Del Marsh to governor: Don’t raise taxes without statewide vote on gaming

Del Marsh

In a press conference Tuesday, Senate Pro Tem Del Marsh announced plans to introduce legislation that would bring card tables and slot machines to existing gaming facilities across the state and introduce a new lottery.

Marsh urged the governor to allow his gaming proposal to be put up for vote in September, rather than imposing new taxes on Alabamians.

“This is a viable option that should be put to the people to decide,” he said. “The people should have the right to make this choice before we put $600 million of new taxes on them.”

Birmingham Mayor William Bell joined Marsh at the press conference to lend his support to the gaming proposal because of its potential to boost economic development in his city.

“We can’t stand on the sidelines,” Bell said. “In the last gubernatorial election, you had officials saying that we should let the people have the right to decide on gaming.
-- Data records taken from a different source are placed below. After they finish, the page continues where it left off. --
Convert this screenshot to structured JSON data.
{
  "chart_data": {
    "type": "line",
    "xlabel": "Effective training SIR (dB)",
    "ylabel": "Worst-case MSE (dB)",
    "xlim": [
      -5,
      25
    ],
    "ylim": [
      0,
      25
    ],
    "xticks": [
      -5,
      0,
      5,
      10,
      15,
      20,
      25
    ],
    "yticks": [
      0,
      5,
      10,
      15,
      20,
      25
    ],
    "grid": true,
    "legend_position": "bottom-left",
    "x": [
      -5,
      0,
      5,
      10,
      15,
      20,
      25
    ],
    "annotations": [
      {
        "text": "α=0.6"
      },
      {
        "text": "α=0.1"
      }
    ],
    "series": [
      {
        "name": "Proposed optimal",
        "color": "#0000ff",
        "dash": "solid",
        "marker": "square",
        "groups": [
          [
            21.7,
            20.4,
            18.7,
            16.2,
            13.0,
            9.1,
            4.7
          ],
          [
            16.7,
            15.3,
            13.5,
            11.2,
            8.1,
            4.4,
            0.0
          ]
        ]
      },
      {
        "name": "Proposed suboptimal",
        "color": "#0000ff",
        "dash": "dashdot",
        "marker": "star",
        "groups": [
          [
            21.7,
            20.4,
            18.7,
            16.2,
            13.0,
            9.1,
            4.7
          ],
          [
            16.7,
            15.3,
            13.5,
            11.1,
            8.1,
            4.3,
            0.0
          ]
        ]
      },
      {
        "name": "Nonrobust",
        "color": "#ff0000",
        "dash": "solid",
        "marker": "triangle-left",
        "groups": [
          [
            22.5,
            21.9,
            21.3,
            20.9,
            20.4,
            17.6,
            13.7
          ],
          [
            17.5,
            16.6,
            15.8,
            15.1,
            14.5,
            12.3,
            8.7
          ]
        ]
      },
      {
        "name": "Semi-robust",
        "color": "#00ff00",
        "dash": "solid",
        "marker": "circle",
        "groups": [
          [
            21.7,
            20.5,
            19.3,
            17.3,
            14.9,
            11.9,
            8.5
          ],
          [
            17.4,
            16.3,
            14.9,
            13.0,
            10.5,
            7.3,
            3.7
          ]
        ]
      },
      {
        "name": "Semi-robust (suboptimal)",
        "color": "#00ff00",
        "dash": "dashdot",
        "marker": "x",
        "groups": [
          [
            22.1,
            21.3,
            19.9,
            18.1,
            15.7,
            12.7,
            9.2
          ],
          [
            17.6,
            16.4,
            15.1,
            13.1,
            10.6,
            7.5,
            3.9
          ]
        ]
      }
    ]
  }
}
Gaming is by choice, taxes aren’t by choice. If we have a lottery, people can choose for themselves whether to participate in that activity.”

An Auburn University study estimated that Marsh’s plan could boost state revenue by as much as $400 million.
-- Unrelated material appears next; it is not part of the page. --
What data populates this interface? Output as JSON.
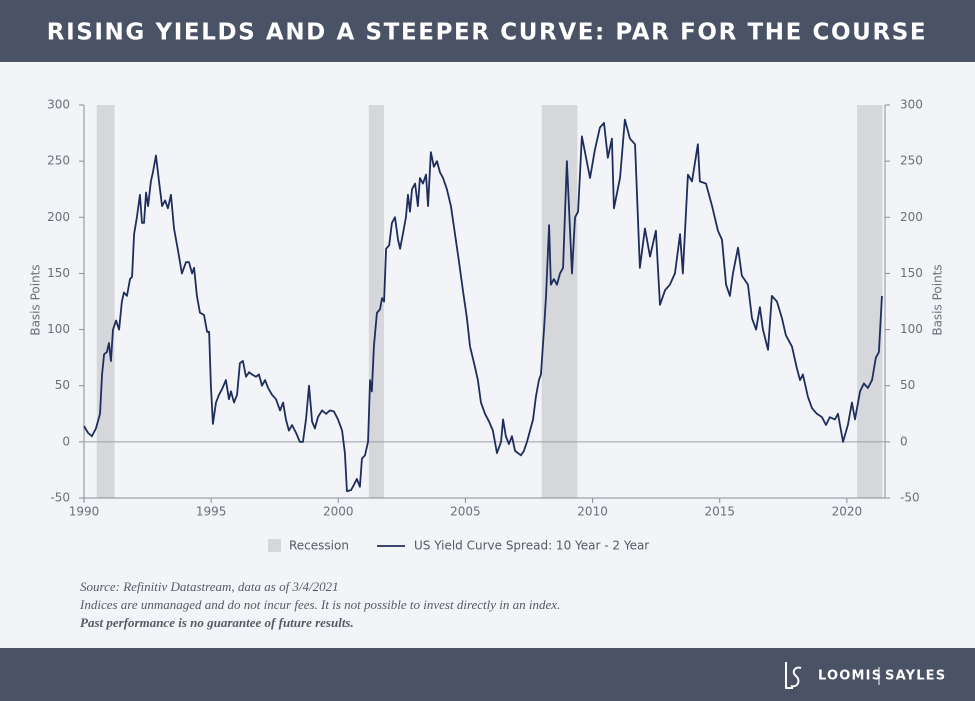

Marsh’s proposal is one of four options lawmakers have at this point to overcome the budget shortage. Other options include adopting Gov. Robert Bentley’s plan to plug the $541 million shortfall using tax increases, approving a $250 million offer from the Poarch Creek Indians in exchange for exclusive rights to manage gaming, or allowing across-the-board budget cuts that could include the loss of up to 1,000 jobs.

On Monday, Bentley rejected the gambling proposal outright, saying it would “make Alabama look like Las Vegas” and not address the budget concerns: “It is one of the worst pieces of legislation I have ever seen.”

In Tuesday’s press conference, Marsh presented a side-by-side analysis of his gaming proposal against what he called the “Creek Plan” and Bentley’s plan.

“My proposed legislation would bring 11,000 new jobs. It’s fair to all and it’s not raising taxes on the people,” he said. By comparison, he said the governor’s tax proposal “raises taxes and results in no new jobs” and that the $250 million bailout proposal by the Poarch Creek Indians wouldn’t solve the state’s long-term budget problems.

Marsh was optimistic that his caucus would support his legislation because of its potential for long-term economic gains.

“I’m not hearing a lot of excitement on tax increases. What I’m hearing from my caucus is ‘Keep this in play.’”

Since March, Bentley has been urging legislators to adopt his plan to plug the $541 million shortfall using tax increases, including increased taxes on cigarettes, car sales, and car rentals.

The House’s General Fund budget committee is scheduled to hold public hearings on several of those proposed increases, including higher cigarette and car rental taxes, later Tuesday.